I'm not sure if that's the point...but I suppose that could be an alternative to police work from information they pick up from each other.

Leopolds Ghost

(12,875 posts)
9. Not sure I follow what you are asking?
Fri Dec 5, 2014, 09:21 AM
Dec 2014

What I was getting at was that police are trained (in some cases due to hard experience with felons) to be callous and disregard medical excuses in general.

So they're trained to disregard protestations that a victim (as the case may be) is suffocating (or has his car broken down and is black in a white neighborhood, etc).
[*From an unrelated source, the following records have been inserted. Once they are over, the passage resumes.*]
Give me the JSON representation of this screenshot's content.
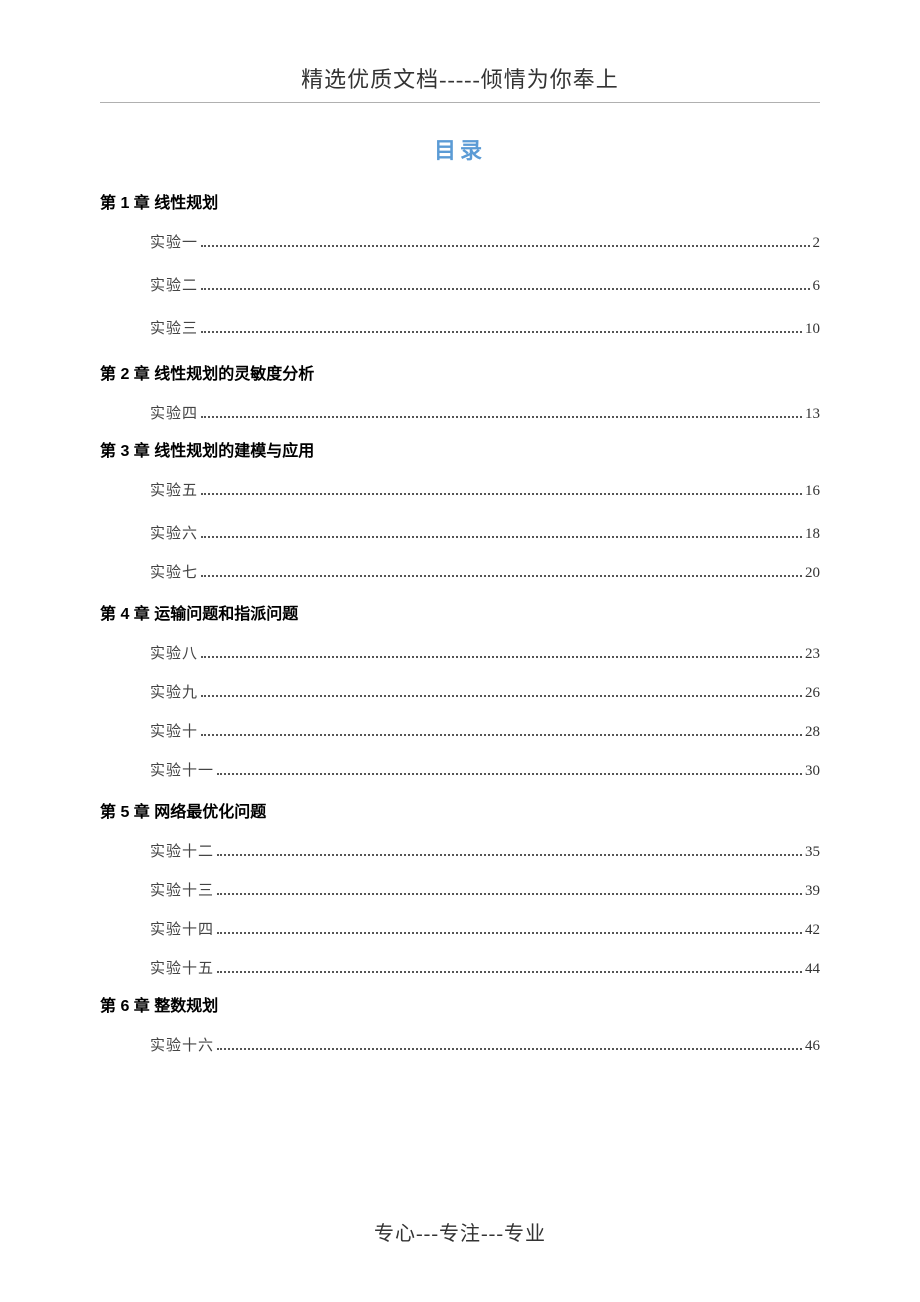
{
  "header": "精选优质文档-----倾情为你奉上",
  "toc_title": "目录",
  "footer": "专心---专注---专业",
  "colors": {
    "title_color": "#5b9bd5",
    "text_color": "#333333",
    "entry_color": "#444444",
    "background": "#ffffff",
    "rule_color": "#b0b0b0"
  },
  "typography": {
    "header_fontsize": 22,
    "title_fontsize": 22,
    "chapter_fontsize": 16,
    "entry_fontsize": 15,
    "footer_fontsize": 20,
    "chapter_font": "SimHei",
    "body_font": "SimSun"
  },
  "chapters": [
    {
      "title": "第 1 章  线性规划",
      "entries": [
        {
          "label": "实验一",
          "page": "2",
          "spacing": "loose"
        },
        {
          "label": "实验二",
          "page": "6",
          "spacing": "loose"
        },
        {
          "label": "实验三",
          "page": "10",
          "spacing": "loose"
        }
      ]
    },
    {
      "title": "第 2 章  线性规划的灵敏度分析",
      "entries": [
        {
          "label": "实验四",
          "page": "13",
          "spacing": "tight"
        }
      ]
    },
    {
      "title": "第 3 章  线性规划的建模与应用",
      "entries": [
        {
          "label": "实验五",
          "page": "16",
          "spacing": "loose"
        },
        {
          "label": "实验六",
          "page": "18",
          "spacing": "medium"
        },
        {
          "label": "实验七",
          "page": "20",
          "spacing": "medium"
        }
      ]
    },
    {
      "title": "第 4 章  运输问题和指派问题",
      "entries": [
        {
          "label": "实验八",
          "page": "23",
          "spacing": "medium"
        },
        {
          "label": "实验九",
          "page": "26",
          "spacing": "medium"
        },
        {
          "label": "实验十",
          "page": "28",
          "spacing": "medium"
        },
        {
          "label": "实验十一",
          "page": "30",
          "spacing": "medium"
        }
      ]
    },
    {
      "title": "第 5 章  网络最优化问题",
      "entries": [
        {
          "label": "实验十二",
          "page": "35",
          "spacing": "medium"
        },
        {
          "label": "实验十三",
          "page": "39",
          "spacing": "medium"
        },
        {
          "label": "实验十四",
          "page": "42",
          "spacing": "medium"
        },
        {
          "label": "实验十五",
          "page": "44",
          "spacing": "tight"
        }
      ]
    },
    {
      "title": "第 6 章  整数规划",
      "entries": [
        {
          "label": "实验十六",
          "page": "46",
          "spacing": "medium"
        }
      ]
    }
  ]
}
On the other hand, the EMTs who responded and failed to assist Eric Garner after cursorially checking for a pulse, failing to remove the cuffs and being told he can still breathe (we're supposed to believe he died on the ambulance) were fired from the hospital where they worked, BTW.

aint_no_life_nowhere

(21,925 posts)
11. Was he resisting arrest?
Fri Dec 5, 2014, 07:48 PM
Dec 2014

It seemed to me that the point at which things got out of hand was when the officers in front of him were backing him against a wall from which he couldn't escape and then the main shithead came up from behind and yanked him back in a chokehold, causing him to violently jerk backwards. The cops in front threw themselves at him as if the backwards movement was coming from Garner, not from the cop pulling back on him.

Leopolds Ghost

(12,875 posts)
12. This all started with yahoos on the Internet making fun of that "don't tase me bro" guy...
Fri Dec 5, 2014, 09:34 PM
Dec 2014

Half the people out there probably contributed to the Garner takedown video because they thought it was amusing to see an out-of-shape, overweight black man get strangled while his hands were in the air.